Question

A uniform ring of mass m is lying at a distance $1.73a\;$ from the centre of a sphere of mass $M$ just over the sphere where $a$ is the small radius of the ring as well as that of the sphere. Then, the gravitational force exerted by one on the other is

(A) $\dfrac{{GMm}}{{8{a^2}}}$
(B) $\dfrac{{GMm}}{{{{\left( {1.73a} \right)}^2}}}$
(C) $\sqrt 3 \dfrac{{GMm}}{{{a^2}}}$
(D) $1.73\dfrac{{GMm}}{{8{a^2}}}$

Answer 1

In this solution, we will calculate the gravitational force exerted by the ring on the sphere. The force exerted by one on the other will have the same magnitude but opposite directions.

Formula used:
In this solution, we will use the following formula:
- Gravitational acceleration due to a ring: $F = GMm\dfrac{r}{{{{\left( {{r^2} + {R^2}} \right)}^{3/2}}}}$ where $R$ is the radius on the ring and $r$ is the distance of the point from the ring.

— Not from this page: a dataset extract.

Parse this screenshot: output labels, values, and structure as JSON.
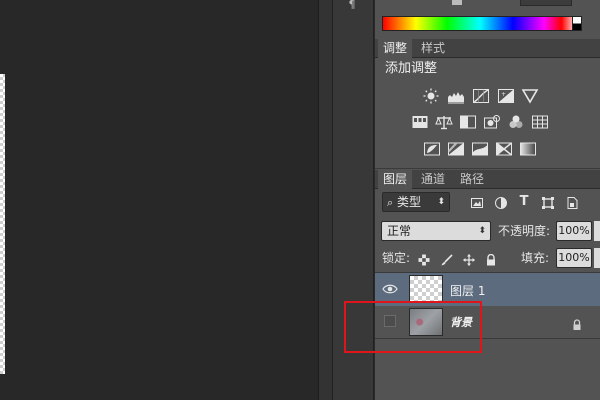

Complete step by step answer:
In the configuration of the ring and the sphere given to us, we can calculate the force between the two objects by considering the mass of the sphere to be concentrated at a point that lies at the centre of the sphere.
Then the distance of the point that is at the centre of the sphere from the centre of the ring will be $r = 1.73a$ . As the radius of the ring is $R = a$ , the force between the ring and the sphere will be
$F = GMm\dfrac{{1.73a}}{{{{\left( {{{\left( {1.73a} \right)}^2} + {a^2}} \right)}^{3/2}}}}$
Simplifying the denominator, we can write
$F = GMm\dfrac{{1.73a}}{{{a^3}{4^{3/2}}}}$
This can be simplified to
$F = 1.73\dfrac{{GMm}}{{8{a^2}}}$
Hence the force between the sphere and the ring will be $F = 1.73\dfrac{{GMm}}{{8{a^2}}}$ which corresponds to option (D).

Note:
In such solutions, we must realize to use the concepts of symmetry to break the problem down to calculating the gravitational force between a ring and a point mass. We cannot consider the ring as a point mass in this case since its mass distribution is not uniform in space. However, the mass distribution of the sphere is constant, which is why we can consider it a point mass lying at the center of the sphere which will simplify our calculations.